West Warwick’s employee pension funds are underfunded to the tune of $115 million. The funds are only 20 percent funded, putting them in “critical status.” The town’s voters just approved a budget for the next fiscal year that town officials hope will buy some additional time as they negotiate concessions with the same unions whose pension fund, at this point, won’t be able to pay them in retirement. Voters accepted a property tax increase of almost 4 percent so that the added revenue can be deployed into the pension fund and to the school system. If the town can’t wring significant concessions out of its unions, the property tax increase won’t save the situation.

Woonsocket is in even worse shape. Its school system runs an annual deficit that requires an advance payment from the state, and its pension plans are woefully underfunded. Adding to its woes was the news in the national press about Woonsocket being a SNAP locale getting by on a first-of-the-month spending spree. People on welfare and other forms of public assistance are often broke by month’s end – sometimes well before – so retail spending dries up for weeks, only to return in a relatively brief splurge at the beginning of the month.

Desperate to raise cash to meet immediate and short-term needs, the city has hammered its property owners with a whopping “supplemental” tax increase of 23 percent. And it raised the car tax by 19 percent. Adding additional property taxes on people struggling to get by each month only increases the pressure on them and their families. How are folks in Woonsocket supposed to pay these taxes? In many cases, they can’t, so the city will probably not see the full revenue amount it is counting on.
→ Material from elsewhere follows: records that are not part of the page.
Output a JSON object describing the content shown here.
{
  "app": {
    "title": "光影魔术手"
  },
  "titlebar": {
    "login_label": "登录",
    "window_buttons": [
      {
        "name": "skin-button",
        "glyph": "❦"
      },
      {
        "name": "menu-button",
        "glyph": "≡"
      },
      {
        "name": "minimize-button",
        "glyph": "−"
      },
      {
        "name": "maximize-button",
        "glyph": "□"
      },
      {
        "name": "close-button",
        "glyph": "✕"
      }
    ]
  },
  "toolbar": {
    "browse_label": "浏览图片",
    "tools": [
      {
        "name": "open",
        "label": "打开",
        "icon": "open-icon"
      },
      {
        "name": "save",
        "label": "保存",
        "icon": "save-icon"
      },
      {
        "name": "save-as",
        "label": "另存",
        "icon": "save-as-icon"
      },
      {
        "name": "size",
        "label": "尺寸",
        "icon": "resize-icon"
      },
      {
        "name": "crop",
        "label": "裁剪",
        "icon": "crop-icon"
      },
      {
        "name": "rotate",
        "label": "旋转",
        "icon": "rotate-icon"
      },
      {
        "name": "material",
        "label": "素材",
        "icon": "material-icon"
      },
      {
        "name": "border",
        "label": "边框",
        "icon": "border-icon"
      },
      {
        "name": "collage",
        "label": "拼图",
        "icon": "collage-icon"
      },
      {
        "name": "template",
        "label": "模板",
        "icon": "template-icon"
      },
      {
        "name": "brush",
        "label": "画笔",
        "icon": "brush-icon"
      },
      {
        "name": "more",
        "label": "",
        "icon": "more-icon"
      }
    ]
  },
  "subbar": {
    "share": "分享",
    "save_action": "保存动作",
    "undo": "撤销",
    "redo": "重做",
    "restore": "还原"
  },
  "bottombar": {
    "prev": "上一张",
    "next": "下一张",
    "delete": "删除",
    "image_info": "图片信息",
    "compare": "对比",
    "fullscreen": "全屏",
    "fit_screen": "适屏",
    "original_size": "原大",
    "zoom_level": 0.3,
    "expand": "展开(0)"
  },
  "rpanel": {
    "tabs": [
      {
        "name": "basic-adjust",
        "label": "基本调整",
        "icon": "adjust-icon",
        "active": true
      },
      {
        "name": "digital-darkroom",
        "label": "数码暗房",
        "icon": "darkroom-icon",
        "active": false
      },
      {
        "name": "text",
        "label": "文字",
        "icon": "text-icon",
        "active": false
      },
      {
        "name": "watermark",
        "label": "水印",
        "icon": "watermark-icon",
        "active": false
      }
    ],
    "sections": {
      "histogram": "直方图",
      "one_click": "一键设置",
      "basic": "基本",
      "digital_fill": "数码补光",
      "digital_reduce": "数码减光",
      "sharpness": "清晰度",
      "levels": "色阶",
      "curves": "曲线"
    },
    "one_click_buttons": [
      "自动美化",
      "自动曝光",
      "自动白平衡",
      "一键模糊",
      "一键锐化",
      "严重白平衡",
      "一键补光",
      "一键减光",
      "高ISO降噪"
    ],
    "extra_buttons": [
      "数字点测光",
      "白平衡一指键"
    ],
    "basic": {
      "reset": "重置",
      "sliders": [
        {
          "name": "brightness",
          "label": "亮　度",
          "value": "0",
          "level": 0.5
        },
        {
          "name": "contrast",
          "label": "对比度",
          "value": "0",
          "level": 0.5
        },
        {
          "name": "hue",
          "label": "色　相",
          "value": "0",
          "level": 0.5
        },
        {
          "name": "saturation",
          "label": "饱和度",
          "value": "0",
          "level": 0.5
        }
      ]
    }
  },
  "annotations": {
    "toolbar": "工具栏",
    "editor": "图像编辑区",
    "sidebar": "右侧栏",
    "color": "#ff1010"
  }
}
The city also reduced coverage and increased health care insurance costs for both current and retired union employees. With negotiations stalled with some unions, the city simply acted and imposed changes without their consent. Unions will fight these non-negotiated changes in court.

Making matters worse for both municipalities is less overall aid from the state going forward as a result of the new state budget and toughened requirements to fund pensions more adequately and faster. When it comes to retaining their independence from eventual state takeover, the stakes for West Warwick and Woonsocket couldn’t be higher. If a city once as big as Detroit can go broke, any city with systemic financial problems, usually tied to legacy public-employee contract obligations, can stumble into bankruptcy, too.

Here in Rhode Island, not wishing to see any more Central Falls cases if we can help it, we wish both West Warwick and Woonsocket the very best in getting through a very tough situation.